Interestingly, the association of increased risk of recurrent parasitemia with decreasing HAZ was evident only for children not taking TS prophylaxis. TS is an antifolate which has been associated with reduced morbidity and mortality in HIV-infected children and adults. TS also has antimalarial properties. Though TS has been used to treat P. falciparum
malaria in the past, its effectiveness as an antimalarial treatment is limited (8
), and it is no longer considered acceptable as a first-line therapy. However, TS has been shown to reduce the incidence of malaria even in areas of high parasite resistance to antifolates (15
). Perhaps the chronic use of TS, a moderately effective antimalarial when used alone, acts synergistically with the administration of a relatively more potent artemisinin-based treatment to override the deleterious effect of chronic malnutrition on the immune system. TS is easy to administer, with treatment once a day or thrice weekly for prophylaxis, is widely available, and is relatively inexpensive. The results from this study indicate that children with mild to moderate signs of chronic malnutrition at risk for malaria may benefit from TS prophylaxis.
The limitations of this study should be considered. First, we may have not controlled for all potential confounders that may be involved in the complex relationship between malnutrition and malaria. Second, we made multiple comparisons evaluating the relationship between malnutrition and the risk of recurrent parasitemia, which could potentially lead to spurious findings. Only by comparing the lowest levels of malnutrition to those for the baseline group was statistical significance achieved. Finally, the mechanisms underlying the differences in risk of recurrent parasitemia in children with mild to moderate chronic malnutrition could not be elucidated.
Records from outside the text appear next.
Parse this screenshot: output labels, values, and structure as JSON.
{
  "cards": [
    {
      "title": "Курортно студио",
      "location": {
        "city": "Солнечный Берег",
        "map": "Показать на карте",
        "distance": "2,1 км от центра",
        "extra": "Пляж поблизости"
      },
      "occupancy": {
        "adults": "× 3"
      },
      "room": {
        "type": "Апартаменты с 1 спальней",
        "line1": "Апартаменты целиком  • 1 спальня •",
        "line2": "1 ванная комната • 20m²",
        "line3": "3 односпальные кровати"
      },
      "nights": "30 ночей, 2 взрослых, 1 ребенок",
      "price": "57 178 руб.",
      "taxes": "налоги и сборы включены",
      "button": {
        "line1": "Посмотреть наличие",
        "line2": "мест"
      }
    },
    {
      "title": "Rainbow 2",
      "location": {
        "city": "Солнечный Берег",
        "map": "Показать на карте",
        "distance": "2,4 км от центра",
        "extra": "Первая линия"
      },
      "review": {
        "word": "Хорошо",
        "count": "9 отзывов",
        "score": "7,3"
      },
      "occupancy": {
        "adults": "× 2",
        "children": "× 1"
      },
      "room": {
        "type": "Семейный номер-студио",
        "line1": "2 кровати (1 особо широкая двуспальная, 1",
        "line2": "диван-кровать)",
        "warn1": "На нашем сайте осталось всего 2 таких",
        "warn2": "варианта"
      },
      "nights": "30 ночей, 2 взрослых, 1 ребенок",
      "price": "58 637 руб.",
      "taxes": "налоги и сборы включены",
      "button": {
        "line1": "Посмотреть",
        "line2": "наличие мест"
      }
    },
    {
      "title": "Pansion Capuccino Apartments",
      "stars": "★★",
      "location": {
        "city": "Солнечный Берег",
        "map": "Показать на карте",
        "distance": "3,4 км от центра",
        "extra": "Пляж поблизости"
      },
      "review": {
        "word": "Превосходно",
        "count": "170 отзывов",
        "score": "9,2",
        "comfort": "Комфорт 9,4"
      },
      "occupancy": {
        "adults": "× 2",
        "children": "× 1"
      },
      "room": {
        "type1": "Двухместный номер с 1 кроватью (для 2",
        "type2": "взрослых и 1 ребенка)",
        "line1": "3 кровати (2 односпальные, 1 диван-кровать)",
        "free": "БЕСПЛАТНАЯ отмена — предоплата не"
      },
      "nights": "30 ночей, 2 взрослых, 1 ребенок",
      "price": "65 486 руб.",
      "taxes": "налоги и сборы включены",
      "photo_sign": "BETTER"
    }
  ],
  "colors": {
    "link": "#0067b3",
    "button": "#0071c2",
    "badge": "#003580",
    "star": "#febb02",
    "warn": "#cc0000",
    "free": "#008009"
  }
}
AL and DP are effective antimalarial therapies for clearing primary infection in chronically malnourished young children in a high-transmission setting. However, young children with signs of mild to moderate chronic malnutrition not taking TS prophylaxis are at increased risk for recurrent parasitemia. Further studies are warranted to evaluate if this risk is mediated by altered drug metabolism in chronically malnourished children or through differences in immune response. Children with chronic malnutrition should be targeted for malaria prevention strategies such as provision of bed nets or chemoprevention integrated with nutrition-based interventions.